Earnings slip. We estimate that aggregate core earnings for our coverage universe rose +14.7% QoQ (merits from the transition to endemicity, alongside marginally higher CPO price by +4.4%) but slipped -4.6% YoY (while most companies saw earnings recovery, this was more than offset by the plunge in glove earnings). Cumulative 1H22 aggregate earnings declined by -10.9% YoY – while 70.4% of companies under our coverage reported earnings improvement, this was more than offset by the cliff dive in glove earnings as well as Sapura.

Outlook. In recent months, market swings have been largely influenced by the Fed’s tone regarding its monetary tightening stance. Following US entering a technical recession and signs that its inflation may have peaked (Jul: 8.5% vs Jun: 9.1%), investors began to speculate that the Fed may soften its tightening stance and eventually pivot next year. However, recently at Jackson Hole, Fed Chair Powell dispelled this, making it clear that fighting inflation is the Fed’s top priority and that even if some pain is required, it would continue raising rates and shrinking its balance sheet for some time.
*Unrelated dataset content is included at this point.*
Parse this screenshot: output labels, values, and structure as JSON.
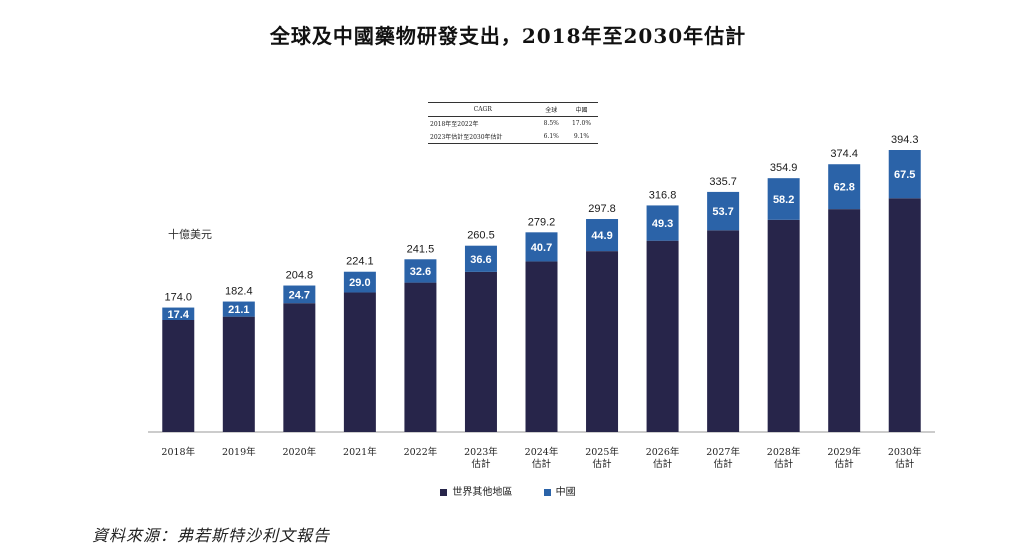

Until a shift in the Fed’s tone happens, coupled with domestic election fluidity, we expect continued market choppiness. That said, we take solace in the low foreign shareholding levels – Jul at 20.2%, inches away from its all-time low of 20.1% – which we believe has scrapped the bottom of the barrel. In fact, after an outflow in Jun (-RM1.3bn), foreigners resumed their net buying in Jul (+174m) and Aug (+RM2.1bn), bringing the 8M21 sum to (+RM8.3bn).

Forecast. Post 2Q22 results, we now project CY22/23 KLCI core earnings growth at -7.5%/+7.7% (from -4.0%/+6.6).

KLCI target at 1,560. With the earnings adjustments, our KLCI target is revised down to 1,560 (from 1,610) based on an unchanged 15.6x PE (-1SD to 5Y mean) tagged to mid-CY23 EPS. We maintain most of our top picks – Tenaga, KLK, RHB, Sunway, DNeX, Armada, Kobay, Evergreen and FocusP. However, we drop PMetal, Dialog (both experienced results shortfall) and Affin (share price +12.9% since we included in our top picks in Jul). These are replaced with MAHB, BIMB and Dayang.